Along with the rapid development of deep learning these years, it is natural to try to use deep learning algorithms such as convolutional neural network (CNN) to solve the prediction of NCs. A CNN model was also built to solve the problem. The optimized model structure is shown in Fig. 3. The model contains only 6 convolutional layers, thus could be considered as a relatively simple CNN. However, the performance of the CNN model is not comparable with the“WSVM & RF + SA” approach, even though its training is much more time consuming. The detailed results were shown in Table 3, from which we could find that Sn rises along with the increase of fold number, while still not comparable with the Sn generated by WSVM or RF (shown in Table 1). The reason of this phenomenon is that deep learning algorithms contains more parameters to be iterated during the training process, but in this case, the sample size is not enough for the sufficient training of the parameters, so the“WSVM & RF + SA” approach suits better.

Figure 3
figure 3

The model summary of the CNN model.

Table 3 Predicting performance of models applying CNN on initiation and termination sites of NCs.

Optimization of model parameters

Model parameters should be optimized until the model could bring out the best predicting performance. As with the WSVM & RF models, we adopted grid search to traverse the parameter space. The parameters that could bring out the highest value of G-mean were considered as the optimized combination of parameters. Since rerunning the model with one set of parameter combination for several times would compensate random factors with each other, another loop was added to the program to rule out arbitrary and capricious behaviours. As with the size of the sliding window in the putative NC detection process, the predicting performance of the “WSVM & RF + SA” method with different window lengths is tested and briefly shown in Table 4 (please refer to S6 File for more details). 16 was found to be an optimized value.

Table 4 Predicting performance of WSVM&RF + SA method with different window lengths.

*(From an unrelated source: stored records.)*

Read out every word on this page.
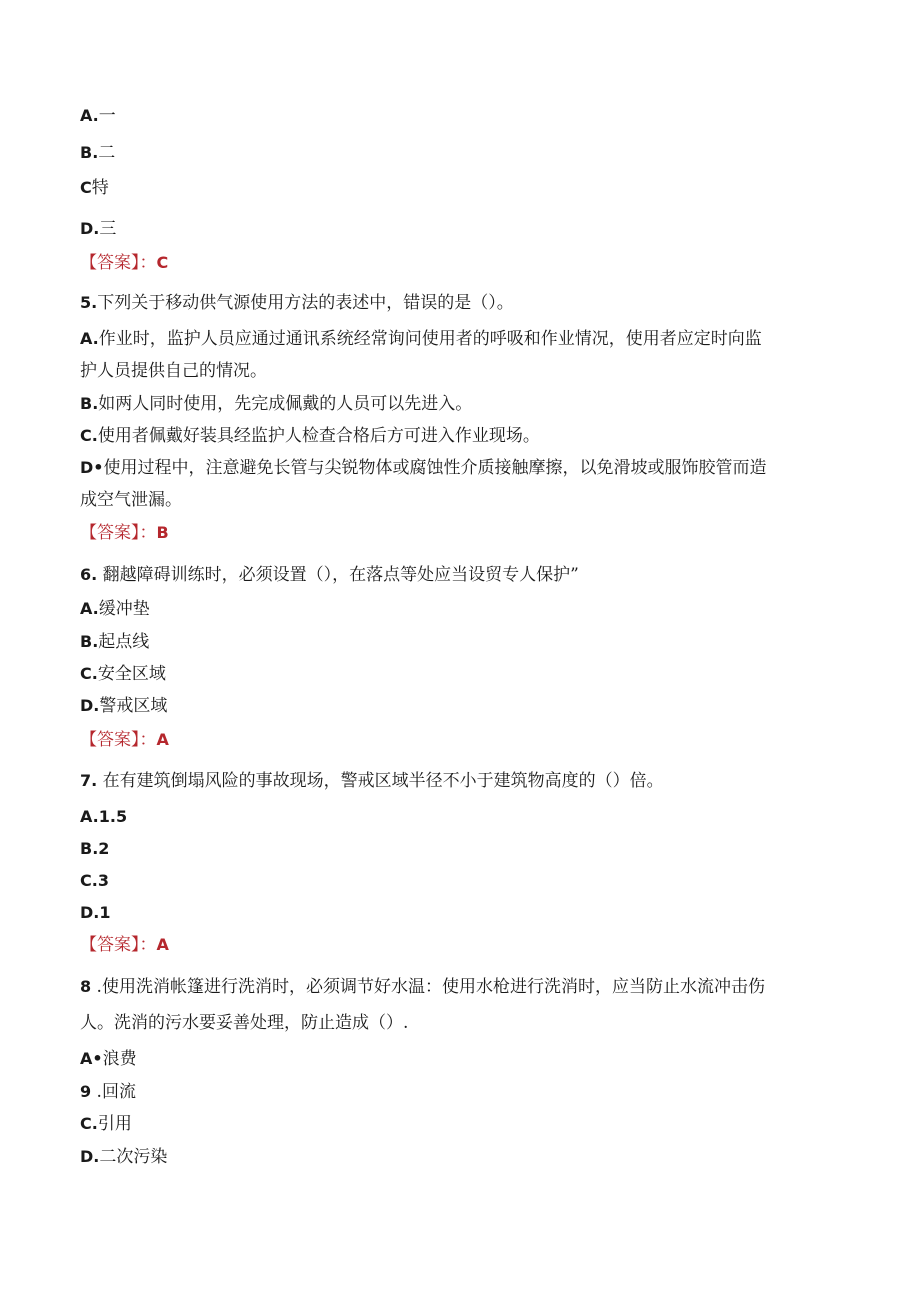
A.一
B.二
C特
D.三
【答案】：C
5.下列关于移动供气源使用方法的表述中，错误的是（）。
A.作业时，监护人员应通过通讯系统经常询问使用者的呼吸和作业情况，使用者应定时向监
护人员提供自己的情况。
B.如两人同时使用，先完成佩戴的人员可以先进入。
C.使用者佩戴好装具经监护人检查合格后方可进入作业现场。
D•使用过程中，注意避免长管与尖锐物体或腐蚀性介质接触摩擦，以免滑坡或服饰胶管而造
成空气泄漏。
【答案】：B
6. 翻越障碍训练时，必须设置（），在落点等处应当设贸专人保护”
A.缓冲垫
B.起点线
C.安全区域
D.警戒区域
【答案】：A
7. 在有建筑倒塌风险的事故现场，警戒区域半径不小于建筑物高度的（）倍。
A.1.5
B.2
C.3
D.1
【答案】：A
8 .使用洗消帐篷进行洗消时，必须调节好水温：使用水枪进行洗消时，应当防止水流冲击伤
人。洗消的污水要妥善处理，防止造成（）.
A•浪费
9 .回流
C.引用
D.二次污染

Evolutionary relationship analyses

Evolutionary analyses were conducted in MEGA722. The evolutionary history was inferred using the Neighbor-Joining method23. The evolutionary distances were computed using the Poisson correction method24 and are in the units of the number of amino acid substitutions per site. A comparison result between homology of NCs within genera and that of inter-genera is given in Fig. 4. It is obvious that NCs in the same genus are more homologous than that from different genera. This is identical with expectation and implies that genus-specified NC prediction methods could be brought up in the future to further enhance predicting performance when more annotated NCs are accumulated.

Figure 4
figure 4

The evolutionary relationship of NCs in retroviruses. The leaf nodes denote annotated NCs in the benchmark dataset, and the edge lengths describe the phylogenic relationship between these nodes.

Future outlook

The co-evolving information in the protein sequences is also verified to be useful for capturing the characteristics of proteins sequences25,26,27. Although these attempts were generally made in the area of protein–protein interactions (PPIs) instead of the prediction of functional elements, their basic idea to utilize co-evolving information do provide some enlightenment in the process of feature engineering, which might benefit us in our future research. Moreover, when more annotated NC sequences accumulate, the performance of deep learning algorithms could be improved since there would be enough information for the parameter iteration.